One adoptee’s story –

I still struggle internally with how addiction and reunification should be handled.

My birthmom was not an addict but my birthfather was, and that factored hugely into her decision. She had actually changed her mind and decided to keep me, when at 3 months old, there was an incident with my birth father on Thanksgiving that scared her.

I am one of those with a “good” adoption story, so I have always been thankful for the life my adoptive parents gave me and the space they allowed in the semi-open adoption. This was the 90s, our “open” was more letters and pictures with direct communication starting at 12 and physical meeting at 16. I went to live with her at 17 with all parents full support.
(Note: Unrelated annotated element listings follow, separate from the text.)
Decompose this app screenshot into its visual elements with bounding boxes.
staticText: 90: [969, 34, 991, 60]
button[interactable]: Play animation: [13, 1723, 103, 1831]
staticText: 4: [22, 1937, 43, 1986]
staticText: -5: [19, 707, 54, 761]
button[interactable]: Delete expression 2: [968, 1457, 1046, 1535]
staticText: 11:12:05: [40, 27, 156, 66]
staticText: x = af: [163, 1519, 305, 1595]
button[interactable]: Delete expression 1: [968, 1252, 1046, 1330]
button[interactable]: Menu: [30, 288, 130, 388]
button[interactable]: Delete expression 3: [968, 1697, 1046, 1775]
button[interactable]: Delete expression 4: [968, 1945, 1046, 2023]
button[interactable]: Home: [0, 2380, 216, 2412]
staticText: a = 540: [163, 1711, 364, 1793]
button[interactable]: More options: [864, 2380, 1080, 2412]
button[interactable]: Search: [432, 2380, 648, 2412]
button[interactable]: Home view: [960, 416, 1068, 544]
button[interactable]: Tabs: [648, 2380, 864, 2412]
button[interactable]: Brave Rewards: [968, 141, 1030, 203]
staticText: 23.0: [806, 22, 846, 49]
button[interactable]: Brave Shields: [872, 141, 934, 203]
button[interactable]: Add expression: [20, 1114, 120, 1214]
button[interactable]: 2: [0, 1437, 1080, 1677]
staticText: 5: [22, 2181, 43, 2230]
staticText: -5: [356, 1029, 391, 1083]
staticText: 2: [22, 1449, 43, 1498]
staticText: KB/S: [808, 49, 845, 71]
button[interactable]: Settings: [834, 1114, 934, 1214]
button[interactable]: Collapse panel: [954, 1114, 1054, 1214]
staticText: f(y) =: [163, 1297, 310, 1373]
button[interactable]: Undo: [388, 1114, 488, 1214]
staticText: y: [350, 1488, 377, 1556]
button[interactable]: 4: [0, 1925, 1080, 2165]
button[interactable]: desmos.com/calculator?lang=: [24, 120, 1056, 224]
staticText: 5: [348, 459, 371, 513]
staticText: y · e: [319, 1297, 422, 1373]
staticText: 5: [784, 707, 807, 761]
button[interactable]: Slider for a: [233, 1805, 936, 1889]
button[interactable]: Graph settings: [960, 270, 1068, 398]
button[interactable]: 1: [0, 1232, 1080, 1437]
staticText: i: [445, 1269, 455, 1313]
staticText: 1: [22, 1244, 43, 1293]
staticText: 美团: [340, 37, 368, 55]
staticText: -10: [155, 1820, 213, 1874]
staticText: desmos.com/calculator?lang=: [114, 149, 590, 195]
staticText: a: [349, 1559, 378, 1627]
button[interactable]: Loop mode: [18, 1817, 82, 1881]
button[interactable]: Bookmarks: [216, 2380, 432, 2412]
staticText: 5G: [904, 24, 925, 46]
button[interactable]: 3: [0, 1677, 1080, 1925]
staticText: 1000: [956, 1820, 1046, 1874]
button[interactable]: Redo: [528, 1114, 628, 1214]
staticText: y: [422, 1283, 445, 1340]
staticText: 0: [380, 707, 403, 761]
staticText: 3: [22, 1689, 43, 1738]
My birth father is now finally sober but VERY brain-damaged from his many years of addiction and I do not have him in my life.

I don’t despise addicted parents by any means, and I do agree with the philosophy that not all people with addictions are neglectful parents. However, it is playing with fire IMO…. I think that if there has been no neglect or abuse then support should be given to keep family together as much as possible.

I personally feel that once actual neglect/abuse has happened then the child should have the right to decide for themselves the level of connection they want and that may not happen until age 8-13 depending on maturity level.

I do not believe that Termination of Parental Rights ever needs to happen, unless the child is truly wanting it. My anger toward both addiction and the system comes from the fact that kids aren’t given enough room or right to have their own voice.

I don’t really care what first parents, adoptive parents, or foster parents “want”. Anyone who actually loves their child in a healthy way wants them to feel safe and comfortable and connected with all the people in their life.

Reunion as teenagers and adults is different as their brains can cognitively understand addiction and how “using Mom” is not the same person as “Mom”. But a younger child can’t understand that and I personally am grateful for the stability I had and can see how damaging the inconsistency of foster care life can be.

I can’t speak for other adoptees but I have personally dealt with thoughts toward my birth parents like the following –

“You should have had an abortion then.”

“Why wasn’t I worth it?”

(Since having my son) “I get that being high is cool, but nothing is better than the love I have for my son. Why didn’t you feel the same?”

I want addiction de-stigmatized. I want drugs decriminalized. I also want kids to be safe and I think all kids deserve to go to bed knowing “I am the MOST IMPORTANT” things in my Mom’s life.